E così ho mangiato per un mese tutti i giorni, senza che nessuno mi ricordasse che era martedì o giovedì. Senza pianti, senza tristezza. Il nonno era con noi, nella nostra vita, era dentro di noi, nessuno avrebbe potuto mai toglierci nonno West. Rimaneva il fatto che io non avevo più né Cavallo né nonno West per fare il cow boy, ma all’improvviso ero diventato grande e non mi importavano queste cose.

Mio padre finalmente aveva trovato da sgobbare e lavorava duro, mia madre badava alla casa. A tavola, ogni volta, prima di mangiare, facevamo un brindisi e ora che ero grande mi riempivo il bicchiere di vino. A Furia, dicevamo, a Cavallo, dicevamo. A nonno West, che ci ha fatto sognare.

 

 

 

 

 

 

Stanco morto

Mi sono coricato, a pezzi. Non vi succede, in questi casi, di avere l’impressione di piombare ad alta velocità verso il fondo?
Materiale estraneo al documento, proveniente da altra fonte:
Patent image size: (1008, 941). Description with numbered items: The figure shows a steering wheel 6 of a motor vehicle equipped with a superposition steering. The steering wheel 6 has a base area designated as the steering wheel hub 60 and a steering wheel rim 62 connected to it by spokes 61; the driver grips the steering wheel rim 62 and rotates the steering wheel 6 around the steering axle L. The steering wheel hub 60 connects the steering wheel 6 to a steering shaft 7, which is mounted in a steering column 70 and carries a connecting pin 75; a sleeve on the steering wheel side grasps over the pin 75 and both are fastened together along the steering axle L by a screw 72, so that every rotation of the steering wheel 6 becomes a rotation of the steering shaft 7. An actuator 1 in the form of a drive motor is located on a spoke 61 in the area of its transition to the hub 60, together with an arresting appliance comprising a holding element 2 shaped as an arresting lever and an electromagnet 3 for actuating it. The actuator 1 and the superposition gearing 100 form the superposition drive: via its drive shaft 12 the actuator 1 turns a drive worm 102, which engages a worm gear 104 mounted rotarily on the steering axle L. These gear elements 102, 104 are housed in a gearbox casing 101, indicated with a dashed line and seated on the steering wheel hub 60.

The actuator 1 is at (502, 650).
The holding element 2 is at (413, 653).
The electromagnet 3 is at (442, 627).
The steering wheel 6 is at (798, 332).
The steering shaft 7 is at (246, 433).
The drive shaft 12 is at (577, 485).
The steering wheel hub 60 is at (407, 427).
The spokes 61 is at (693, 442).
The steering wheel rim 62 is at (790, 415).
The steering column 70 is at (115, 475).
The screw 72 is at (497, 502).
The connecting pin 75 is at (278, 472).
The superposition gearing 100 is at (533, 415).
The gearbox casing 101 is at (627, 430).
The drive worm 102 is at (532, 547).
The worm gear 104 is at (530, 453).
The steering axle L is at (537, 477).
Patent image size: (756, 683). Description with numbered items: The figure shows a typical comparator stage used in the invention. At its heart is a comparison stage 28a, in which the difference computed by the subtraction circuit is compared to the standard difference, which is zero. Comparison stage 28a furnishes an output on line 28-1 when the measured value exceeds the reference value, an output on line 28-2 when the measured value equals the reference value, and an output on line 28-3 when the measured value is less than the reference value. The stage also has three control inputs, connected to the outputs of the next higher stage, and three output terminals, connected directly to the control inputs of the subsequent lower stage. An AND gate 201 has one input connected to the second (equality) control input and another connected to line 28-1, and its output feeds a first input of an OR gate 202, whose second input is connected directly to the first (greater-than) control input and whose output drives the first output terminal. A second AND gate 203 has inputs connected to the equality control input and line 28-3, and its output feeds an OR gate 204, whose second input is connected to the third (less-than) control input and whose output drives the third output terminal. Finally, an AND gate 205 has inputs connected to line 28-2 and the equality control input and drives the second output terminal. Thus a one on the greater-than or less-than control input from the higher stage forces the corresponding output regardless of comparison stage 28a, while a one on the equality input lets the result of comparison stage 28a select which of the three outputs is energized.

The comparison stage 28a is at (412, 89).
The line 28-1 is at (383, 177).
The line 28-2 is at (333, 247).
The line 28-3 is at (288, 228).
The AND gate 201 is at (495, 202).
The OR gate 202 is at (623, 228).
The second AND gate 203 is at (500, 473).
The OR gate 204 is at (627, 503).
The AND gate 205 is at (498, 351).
Sotto di me non c’era il materasso, ma il vuoto e io scendevo, scendevo, via dalla giornata trascorsa.

Avevo appena preso una bella velocità in caduta libera, quando mi ferma una pattuglia. E d’improvviso mi trovo sul ciglio di una strada, una specie di via lattea, illuminata a giorno dalle stelle.

Mi chiedono i documenti. Sono in due e sembrano carabinieri, solo che sono in pigiama, con strisce rosse sui fianchi dei pantaloni, portano una cuffia da notte con la fiamma in fronte e al posto del lampeggiante dell’auto campeggia un’abat-jour. Non ho i documenti, dico, ero a letto e cercavo di prendere sonno. Non si va in giro senza documenti, dicono, e in più il limite del mondo dei sogni è cinquanta, mentre io stavo viaggiando a duecento.
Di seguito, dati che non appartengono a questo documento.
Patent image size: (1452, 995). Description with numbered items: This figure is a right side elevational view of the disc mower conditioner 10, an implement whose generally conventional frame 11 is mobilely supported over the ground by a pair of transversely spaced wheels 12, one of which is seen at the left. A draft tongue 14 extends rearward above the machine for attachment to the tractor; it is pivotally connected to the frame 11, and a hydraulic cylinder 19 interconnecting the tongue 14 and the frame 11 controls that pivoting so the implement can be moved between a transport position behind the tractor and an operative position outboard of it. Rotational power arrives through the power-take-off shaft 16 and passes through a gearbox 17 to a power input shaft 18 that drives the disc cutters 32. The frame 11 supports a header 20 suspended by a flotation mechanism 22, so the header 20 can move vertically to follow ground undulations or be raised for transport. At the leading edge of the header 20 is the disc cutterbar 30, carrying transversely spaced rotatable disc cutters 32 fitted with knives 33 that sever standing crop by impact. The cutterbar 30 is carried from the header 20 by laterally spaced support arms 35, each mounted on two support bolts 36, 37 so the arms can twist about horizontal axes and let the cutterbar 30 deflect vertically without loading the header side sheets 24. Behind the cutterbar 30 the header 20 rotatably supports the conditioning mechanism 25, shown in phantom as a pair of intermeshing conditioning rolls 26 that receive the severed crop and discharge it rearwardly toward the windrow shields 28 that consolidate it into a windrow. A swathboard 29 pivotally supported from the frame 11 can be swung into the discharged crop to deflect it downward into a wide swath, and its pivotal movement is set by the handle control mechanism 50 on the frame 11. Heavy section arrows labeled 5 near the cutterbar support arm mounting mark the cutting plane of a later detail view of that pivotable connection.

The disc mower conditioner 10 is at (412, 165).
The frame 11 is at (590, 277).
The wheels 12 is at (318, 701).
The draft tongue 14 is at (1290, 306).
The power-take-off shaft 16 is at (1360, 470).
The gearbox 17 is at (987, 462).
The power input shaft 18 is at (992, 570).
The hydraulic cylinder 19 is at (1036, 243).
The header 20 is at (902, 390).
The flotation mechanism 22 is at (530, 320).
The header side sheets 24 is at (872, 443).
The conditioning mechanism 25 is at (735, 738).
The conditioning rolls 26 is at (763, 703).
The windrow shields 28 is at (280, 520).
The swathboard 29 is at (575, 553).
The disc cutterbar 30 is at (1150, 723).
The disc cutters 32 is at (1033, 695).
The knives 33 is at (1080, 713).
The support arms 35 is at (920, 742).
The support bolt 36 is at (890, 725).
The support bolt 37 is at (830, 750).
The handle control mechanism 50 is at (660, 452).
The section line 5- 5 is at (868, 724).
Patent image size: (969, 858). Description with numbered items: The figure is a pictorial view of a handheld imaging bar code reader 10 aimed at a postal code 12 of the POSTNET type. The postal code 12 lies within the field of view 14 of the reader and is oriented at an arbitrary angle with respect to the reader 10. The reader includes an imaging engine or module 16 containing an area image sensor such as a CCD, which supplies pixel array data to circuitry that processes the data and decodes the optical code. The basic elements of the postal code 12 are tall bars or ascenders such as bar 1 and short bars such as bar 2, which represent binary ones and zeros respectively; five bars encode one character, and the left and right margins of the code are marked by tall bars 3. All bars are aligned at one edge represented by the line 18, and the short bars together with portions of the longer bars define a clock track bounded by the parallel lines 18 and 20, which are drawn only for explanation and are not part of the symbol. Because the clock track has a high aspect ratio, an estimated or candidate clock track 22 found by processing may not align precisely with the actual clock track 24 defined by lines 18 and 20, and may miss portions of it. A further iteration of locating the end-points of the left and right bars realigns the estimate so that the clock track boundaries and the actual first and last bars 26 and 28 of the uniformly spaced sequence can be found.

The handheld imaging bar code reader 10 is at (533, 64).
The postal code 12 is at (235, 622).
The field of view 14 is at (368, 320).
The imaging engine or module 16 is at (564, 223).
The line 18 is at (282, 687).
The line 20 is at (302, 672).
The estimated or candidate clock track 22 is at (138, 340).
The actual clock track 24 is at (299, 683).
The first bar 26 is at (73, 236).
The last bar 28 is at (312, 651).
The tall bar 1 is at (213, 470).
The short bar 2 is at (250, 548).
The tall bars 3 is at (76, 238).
Nel mondo dei sogni non ci si può fare male, dico.

Come no? Mi indicano un funerale. Un vecchio tirato sotto da uno come me, in sogno. Quel vecchio non si sveglierà mai più, dicono. Si stava tuffando in un oceano giallo quando è stato preso in pieno da un uomo che volava. Il vecchio mi passa davanti, è il mio vicino di casa. Mi guarda e mi fa l’occhiolino.

Io pensavo che nei sogni si potesse fare qualsiasi cosa. I militi scuotono la testa. Sono trecento cheeseburger, dicono.

Ma io non ho trecento cheeseburger. Allora mi dicono di vuotare le tasche e in effetti estraggo trecento cheeseburger. Avete visto, dico, che si può fare qualsiasi cosa?

Sbagliato, osservano. Quelli lì sono trecento hamburger. Non è vero che uno pensa ai cheeseburger e gli vengono i cheeseburger, che uno pensa di volare e gli va tutto liscio. Bisogna fare i conti con gli imprevisti e soprattutto con il mondo di fuori, quello dove vivi quando sei sveglio.

Come facciamo con i cheeseburger, dico. Volete un bonifico? Uno dei due spegne l’abat-jour e le strada diventa una discoteca, dove nessuno balla.

Che ne dite, ragazzi, facciamo due salti? Ma loro mi prendono gli hamburger e li mettono in un frigo portatile, poi salgono sulla macchina e rimangono fermi. Uno si mette a leggere “Confidenze” e l’altro “Il sosia”. Leggono aiutandosi con le torce.

Io rimango lì un po’, le mani in tasca, fissando gli orsi sul mio pigiama. A un certo punto uno degli orsi mi dice di andare, che si annoia. Così, timidamente, prendo a camminare. Poi, dopo qualche passo, mi volto indietro; i volti illuminati dei militi da notte sono immersi nella lettura.

Come spesso succede nei sogni, decido che ho voglia di tornare, lì non c’è nulla di interessante. Riemergo veloce verso il dormiveglia.

Al mattino mi hanno svegliato le sirene. Hanno trovato il mio vicino di casa morto nel letto, gonfio e fradicio, fra lenzuola bagnate nell’oro.

Ancor prima di prendere il caffè sono sceso sotto casa, dove c’è un negozio di articoli da spiaggia, e ho comperato un salvagente. L’ho gonfiato con la bocca e l’ho appoggiato sopra il letto.